Understanding JavaScript function scoping

Question

The code below is JavaScript code. I am trying to understand function scope in JavaScript and following the article over here. I am reproducing the code below -

var cow = "purple"; // just a random cow

var f = function (x) {
    var r = 0;
    cow = "glue";
    if (x > 3) {
        var cow = 1; // a local variable
        r = 7;
    }
    return r;
};

var z = f(2);
alert(cow); // returns purple

I don't quite understand why the string "purple" is alerted. The line cow = "glue"; should set the value of the cow variable to "glue". If I remove the if block, and then alert cow in the last statement, I see that the string "glue" is alerted.

When f(2) is called, the if code block is not entered and nothing in it gets executed, so why do I see different results ? i.e why does alerting cow in the last statement return the string "purple" now ?

Answer 1

Variable declarations inside functions are always hoisted to the top. So your code is actually:

var f = function (x) {
    var cow, r;
    r = 0;
    cow = "glue";
    if (x > 3) {
        cow = 1; // a local variable
        r = 7;
    }
    return r;
};

Inside the function you're always assigning to the local cow, never the global.

Answer 2

The two things to understand here are that Javascript variables are hoisted to the top of their scope, and javascript does not have block scope.

So

1. All variables in a scope are considered declared at the beginning of the scope
2. an if statement does not create a new scope.

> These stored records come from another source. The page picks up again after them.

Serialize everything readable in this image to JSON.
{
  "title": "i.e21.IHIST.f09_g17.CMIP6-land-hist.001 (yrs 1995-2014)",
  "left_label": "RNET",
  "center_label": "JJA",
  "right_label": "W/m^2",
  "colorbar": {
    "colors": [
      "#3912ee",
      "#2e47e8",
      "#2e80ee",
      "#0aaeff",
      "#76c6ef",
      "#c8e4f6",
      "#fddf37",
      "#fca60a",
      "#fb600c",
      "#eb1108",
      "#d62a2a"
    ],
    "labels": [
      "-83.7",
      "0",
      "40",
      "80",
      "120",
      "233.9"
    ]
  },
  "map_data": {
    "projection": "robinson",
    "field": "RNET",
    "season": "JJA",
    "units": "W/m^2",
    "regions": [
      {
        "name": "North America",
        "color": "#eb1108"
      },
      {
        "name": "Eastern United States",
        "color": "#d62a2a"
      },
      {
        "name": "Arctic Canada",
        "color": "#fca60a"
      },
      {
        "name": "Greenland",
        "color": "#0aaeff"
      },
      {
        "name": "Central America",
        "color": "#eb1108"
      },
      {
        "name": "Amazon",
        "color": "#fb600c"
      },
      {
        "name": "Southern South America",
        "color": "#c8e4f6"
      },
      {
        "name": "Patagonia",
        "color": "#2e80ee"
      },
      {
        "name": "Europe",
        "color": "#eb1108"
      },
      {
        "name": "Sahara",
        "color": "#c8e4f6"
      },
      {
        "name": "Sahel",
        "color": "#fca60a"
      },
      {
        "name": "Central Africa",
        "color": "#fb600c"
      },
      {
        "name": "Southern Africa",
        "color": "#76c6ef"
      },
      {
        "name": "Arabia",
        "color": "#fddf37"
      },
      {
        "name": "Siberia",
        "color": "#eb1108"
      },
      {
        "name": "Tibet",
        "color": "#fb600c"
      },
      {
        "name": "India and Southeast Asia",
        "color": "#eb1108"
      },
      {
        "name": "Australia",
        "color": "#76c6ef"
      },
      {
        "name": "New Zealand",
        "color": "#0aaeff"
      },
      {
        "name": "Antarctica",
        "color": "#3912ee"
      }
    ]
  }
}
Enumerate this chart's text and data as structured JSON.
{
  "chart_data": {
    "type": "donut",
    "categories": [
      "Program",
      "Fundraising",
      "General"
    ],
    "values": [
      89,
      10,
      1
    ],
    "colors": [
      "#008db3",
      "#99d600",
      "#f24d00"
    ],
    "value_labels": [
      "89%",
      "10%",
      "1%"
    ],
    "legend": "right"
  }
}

So your example is equivalent to

var cow = "purple"; // just a random cow

var f = function (x) {
    var cow, r = 0;
    cow = "glue";
    if (x > 3) {
        cow = 1; // a local variable
        r = 7;
    }
    return r;
};

var z = f(2);
alert(cow); // returns purple

The var declaration in the if statement is hoisted to the top. At that point all cow references within the function refer to the local variable cow, rather than the cow from the outer scope.